Seit drei Monaten gilt in den Kliniken der Krankenhaus Märkisch-Oderland GmbH in Strausberg, Wriezen und Seelow ein Besuchsverbot. Grund ist wenig überraschend die Corona-Pandemie. Doch nun werden die Bestimmungen, die am 11. Oktober erlassen wurden, gelockert.
Wie Sprecherin Claudia Gudzinski mitteilt, wird das generelle Besuchsverbot zum 26. Januar aufgehoben. „Es gelten aber weiterhin bestimmte Regelungen, die alle Besuchende einhalten müssen“, heißt es. Dazu zählt: Abstand halten und das Tragen einer FFP2-Maske während des gesamten Aufenthaltes in den Kliniken.

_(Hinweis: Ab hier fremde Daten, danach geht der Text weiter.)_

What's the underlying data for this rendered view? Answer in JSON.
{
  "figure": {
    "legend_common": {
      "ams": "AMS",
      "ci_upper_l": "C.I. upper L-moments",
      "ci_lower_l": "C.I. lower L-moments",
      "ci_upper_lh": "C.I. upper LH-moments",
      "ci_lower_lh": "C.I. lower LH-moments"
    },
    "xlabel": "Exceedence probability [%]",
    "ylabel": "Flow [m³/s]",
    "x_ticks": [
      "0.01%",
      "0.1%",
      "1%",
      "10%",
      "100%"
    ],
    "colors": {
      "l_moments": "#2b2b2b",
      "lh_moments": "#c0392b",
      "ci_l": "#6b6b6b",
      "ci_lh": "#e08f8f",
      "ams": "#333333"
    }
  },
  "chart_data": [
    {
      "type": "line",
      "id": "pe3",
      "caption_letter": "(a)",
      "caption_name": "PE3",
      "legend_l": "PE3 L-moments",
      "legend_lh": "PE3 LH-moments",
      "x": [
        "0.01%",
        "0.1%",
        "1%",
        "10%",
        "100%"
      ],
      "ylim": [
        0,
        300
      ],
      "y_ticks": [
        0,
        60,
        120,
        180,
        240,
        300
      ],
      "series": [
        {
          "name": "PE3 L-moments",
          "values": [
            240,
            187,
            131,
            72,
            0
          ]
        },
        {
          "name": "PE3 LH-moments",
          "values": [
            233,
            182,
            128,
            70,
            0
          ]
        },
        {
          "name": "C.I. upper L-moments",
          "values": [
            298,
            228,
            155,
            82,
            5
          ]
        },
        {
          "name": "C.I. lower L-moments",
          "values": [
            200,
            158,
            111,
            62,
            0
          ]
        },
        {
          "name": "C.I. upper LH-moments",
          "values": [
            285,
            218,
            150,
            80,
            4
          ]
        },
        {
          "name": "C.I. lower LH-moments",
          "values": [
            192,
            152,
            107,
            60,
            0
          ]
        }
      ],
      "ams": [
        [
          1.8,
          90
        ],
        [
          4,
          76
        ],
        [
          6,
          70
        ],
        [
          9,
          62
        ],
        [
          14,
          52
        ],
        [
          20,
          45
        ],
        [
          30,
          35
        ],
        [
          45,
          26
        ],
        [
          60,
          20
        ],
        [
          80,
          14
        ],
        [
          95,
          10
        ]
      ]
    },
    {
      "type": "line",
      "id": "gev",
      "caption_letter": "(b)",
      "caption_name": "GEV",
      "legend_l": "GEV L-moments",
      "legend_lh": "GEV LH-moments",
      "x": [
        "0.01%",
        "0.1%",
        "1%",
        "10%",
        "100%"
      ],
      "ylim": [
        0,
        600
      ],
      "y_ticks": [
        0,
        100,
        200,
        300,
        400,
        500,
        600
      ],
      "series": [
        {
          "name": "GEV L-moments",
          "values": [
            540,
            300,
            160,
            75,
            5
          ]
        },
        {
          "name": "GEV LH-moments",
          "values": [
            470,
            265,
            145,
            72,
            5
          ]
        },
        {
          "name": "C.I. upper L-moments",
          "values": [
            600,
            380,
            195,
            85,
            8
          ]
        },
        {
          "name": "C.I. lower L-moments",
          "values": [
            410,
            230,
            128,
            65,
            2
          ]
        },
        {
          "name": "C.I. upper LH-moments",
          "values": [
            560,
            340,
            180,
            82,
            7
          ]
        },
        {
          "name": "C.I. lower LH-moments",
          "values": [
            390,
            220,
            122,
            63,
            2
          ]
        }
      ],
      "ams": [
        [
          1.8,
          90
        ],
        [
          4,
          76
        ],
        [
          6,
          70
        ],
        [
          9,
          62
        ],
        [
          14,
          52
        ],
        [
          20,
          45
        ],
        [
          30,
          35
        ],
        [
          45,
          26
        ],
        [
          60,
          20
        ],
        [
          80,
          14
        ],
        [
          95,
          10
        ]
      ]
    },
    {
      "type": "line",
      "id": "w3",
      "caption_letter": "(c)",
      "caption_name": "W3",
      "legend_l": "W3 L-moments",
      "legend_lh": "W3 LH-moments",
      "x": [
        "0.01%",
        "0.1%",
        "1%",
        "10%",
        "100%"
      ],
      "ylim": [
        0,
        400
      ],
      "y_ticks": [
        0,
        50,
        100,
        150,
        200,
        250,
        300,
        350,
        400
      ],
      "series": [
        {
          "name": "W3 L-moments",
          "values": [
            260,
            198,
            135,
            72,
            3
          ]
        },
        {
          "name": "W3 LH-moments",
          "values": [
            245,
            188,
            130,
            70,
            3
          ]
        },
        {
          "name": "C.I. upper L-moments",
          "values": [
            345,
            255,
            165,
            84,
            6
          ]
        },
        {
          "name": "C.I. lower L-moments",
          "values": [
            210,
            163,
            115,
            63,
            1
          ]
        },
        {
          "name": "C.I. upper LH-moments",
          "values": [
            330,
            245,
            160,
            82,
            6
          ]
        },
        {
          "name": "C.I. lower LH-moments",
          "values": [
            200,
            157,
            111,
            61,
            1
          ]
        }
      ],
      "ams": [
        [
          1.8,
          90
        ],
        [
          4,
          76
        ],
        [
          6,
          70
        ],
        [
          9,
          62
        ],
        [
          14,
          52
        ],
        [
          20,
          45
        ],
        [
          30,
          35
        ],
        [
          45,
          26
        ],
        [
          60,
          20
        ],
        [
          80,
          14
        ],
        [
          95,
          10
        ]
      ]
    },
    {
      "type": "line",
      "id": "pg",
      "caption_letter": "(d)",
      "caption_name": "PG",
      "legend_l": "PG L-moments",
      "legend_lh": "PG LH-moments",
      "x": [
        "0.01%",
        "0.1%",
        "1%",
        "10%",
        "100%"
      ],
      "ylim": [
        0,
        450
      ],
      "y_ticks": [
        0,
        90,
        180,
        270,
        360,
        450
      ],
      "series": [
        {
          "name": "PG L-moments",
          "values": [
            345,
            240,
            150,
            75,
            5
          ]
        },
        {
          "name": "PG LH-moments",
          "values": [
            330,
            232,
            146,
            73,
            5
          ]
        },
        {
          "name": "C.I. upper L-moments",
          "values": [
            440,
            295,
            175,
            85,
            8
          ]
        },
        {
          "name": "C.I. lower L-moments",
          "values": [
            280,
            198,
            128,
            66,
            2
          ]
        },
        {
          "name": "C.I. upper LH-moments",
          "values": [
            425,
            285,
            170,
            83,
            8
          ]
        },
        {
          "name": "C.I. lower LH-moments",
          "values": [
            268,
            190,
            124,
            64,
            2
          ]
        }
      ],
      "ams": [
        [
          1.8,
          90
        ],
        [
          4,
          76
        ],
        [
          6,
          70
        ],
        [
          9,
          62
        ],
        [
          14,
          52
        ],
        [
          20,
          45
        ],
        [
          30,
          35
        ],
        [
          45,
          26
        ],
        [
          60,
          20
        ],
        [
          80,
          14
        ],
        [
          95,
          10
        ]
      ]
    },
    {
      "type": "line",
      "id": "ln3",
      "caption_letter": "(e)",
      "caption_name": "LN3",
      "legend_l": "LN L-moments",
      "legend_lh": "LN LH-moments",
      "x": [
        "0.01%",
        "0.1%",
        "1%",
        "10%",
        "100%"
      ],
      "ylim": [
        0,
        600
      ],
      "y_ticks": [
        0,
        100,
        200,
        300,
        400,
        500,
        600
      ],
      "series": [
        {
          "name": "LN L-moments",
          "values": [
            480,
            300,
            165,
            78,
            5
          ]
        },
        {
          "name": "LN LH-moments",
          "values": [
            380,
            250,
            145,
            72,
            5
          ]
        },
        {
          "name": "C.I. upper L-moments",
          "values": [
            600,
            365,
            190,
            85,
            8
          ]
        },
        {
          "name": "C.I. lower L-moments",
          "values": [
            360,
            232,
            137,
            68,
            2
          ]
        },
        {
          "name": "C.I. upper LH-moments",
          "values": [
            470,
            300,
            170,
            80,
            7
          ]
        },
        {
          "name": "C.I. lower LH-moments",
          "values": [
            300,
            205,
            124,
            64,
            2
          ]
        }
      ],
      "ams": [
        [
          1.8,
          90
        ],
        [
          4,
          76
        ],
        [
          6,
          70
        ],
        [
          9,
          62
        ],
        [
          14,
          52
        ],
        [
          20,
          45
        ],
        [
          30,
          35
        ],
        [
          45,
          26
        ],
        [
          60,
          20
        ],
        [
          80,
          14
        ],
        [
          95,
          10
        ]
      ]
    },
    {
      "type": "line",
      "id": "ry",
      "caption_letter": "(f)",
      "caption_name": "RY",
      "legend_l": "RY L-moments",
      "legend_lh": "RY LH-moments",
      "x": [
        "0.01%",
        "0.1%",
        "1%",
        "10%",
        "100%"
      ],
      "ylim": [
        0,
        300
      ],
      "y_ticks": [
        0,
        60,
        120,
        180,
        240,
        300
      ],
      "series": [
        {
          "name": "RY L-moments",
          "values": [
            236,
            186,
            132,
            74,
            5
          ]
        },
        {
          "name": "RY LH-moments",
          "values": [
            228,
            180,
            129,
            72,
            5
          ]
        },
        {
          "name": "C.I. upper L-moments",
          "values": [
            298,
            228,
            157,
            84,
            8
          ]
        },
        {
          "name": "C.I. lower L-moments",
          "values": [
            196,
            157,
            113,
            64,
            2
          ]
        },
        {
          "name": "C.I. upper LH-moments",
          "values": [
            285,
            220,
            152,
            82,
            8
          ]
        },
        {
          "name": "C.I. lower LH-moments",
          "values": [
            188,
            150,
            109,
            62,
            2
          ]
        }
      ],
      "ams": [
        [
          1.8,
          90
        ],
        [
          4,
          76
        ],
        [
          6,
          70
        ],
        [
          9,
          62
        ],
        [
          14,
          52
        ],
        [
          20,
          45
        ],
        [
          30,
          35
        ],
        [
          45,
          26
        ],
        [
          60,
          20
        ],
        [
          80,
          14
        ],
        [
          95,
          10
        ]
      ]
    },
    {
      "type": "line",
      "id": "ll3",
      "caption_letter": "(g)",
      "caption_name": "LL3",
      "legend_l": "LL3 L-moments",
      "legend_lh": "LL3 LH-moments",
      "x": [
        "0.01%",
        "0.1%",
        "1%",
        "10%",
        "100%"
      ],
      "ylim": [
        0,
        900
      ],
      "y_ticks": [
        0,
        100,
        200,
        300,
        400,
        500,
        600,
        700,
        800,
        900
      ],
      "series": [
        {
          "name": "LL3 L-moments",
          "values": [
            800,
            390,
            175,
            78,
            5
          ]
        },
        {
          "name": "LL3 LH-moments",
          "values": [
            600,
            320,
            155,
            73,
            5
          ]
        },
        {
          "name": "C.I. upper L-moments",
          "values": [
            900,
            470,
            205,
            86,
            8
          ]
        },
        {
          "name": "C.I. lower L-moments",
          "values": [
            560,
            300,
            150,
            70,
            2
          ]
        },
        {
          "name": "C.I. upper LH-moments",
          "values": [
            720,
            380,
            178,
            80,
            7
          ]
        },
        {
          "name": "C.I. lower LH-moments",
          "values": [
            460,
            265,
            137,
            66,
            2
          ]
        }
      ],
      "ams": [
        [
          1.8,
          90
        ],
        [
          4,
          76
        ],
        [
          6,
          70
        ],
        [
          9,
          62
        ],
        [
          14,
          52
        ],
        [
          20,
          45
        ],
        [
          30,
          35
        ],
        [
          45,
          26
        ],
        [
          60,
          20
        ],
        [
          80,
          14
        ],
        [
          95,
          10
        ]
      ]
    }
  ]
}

Negatives Corona-Testergebnis muss vorgelegt werden

Pflicht ist auch die Vorlage eines offiziellen negativen Corona-Testergebnisses aus einem Testzentrum. „Dieses darf nicht älter als 24 Stunden sein“, heißt es in der Mitteilung. Besuchende müssten das negative Testergebnis außerdem nach Betreten des Krankenhauses „unaufgefordert den Mitarbeitenden der Rezeptionen vorzeigen“. Zu einer Aufnahme der Daten der Angehörigen komme es dagegen nicht mehr, da es keine Kontaktpersonennachverfolgung mehr gebe.
Als Besuchszeit gelte in den Klinniken Strausberg, Wriezen und Seelow ab sofort der Zeitraum von Montag bis Sonntag zwischen 14 und 18 Uhr. Maximal zwei Personen am Tag dürfe jeder Patient empfangen. „Wer Angehörige auf der Intensivstation besuchen möchte, kann dies nur nach Rücksprache mit dem diensthabenden Arzt“, teilt die Krankenhaus GmbH mit.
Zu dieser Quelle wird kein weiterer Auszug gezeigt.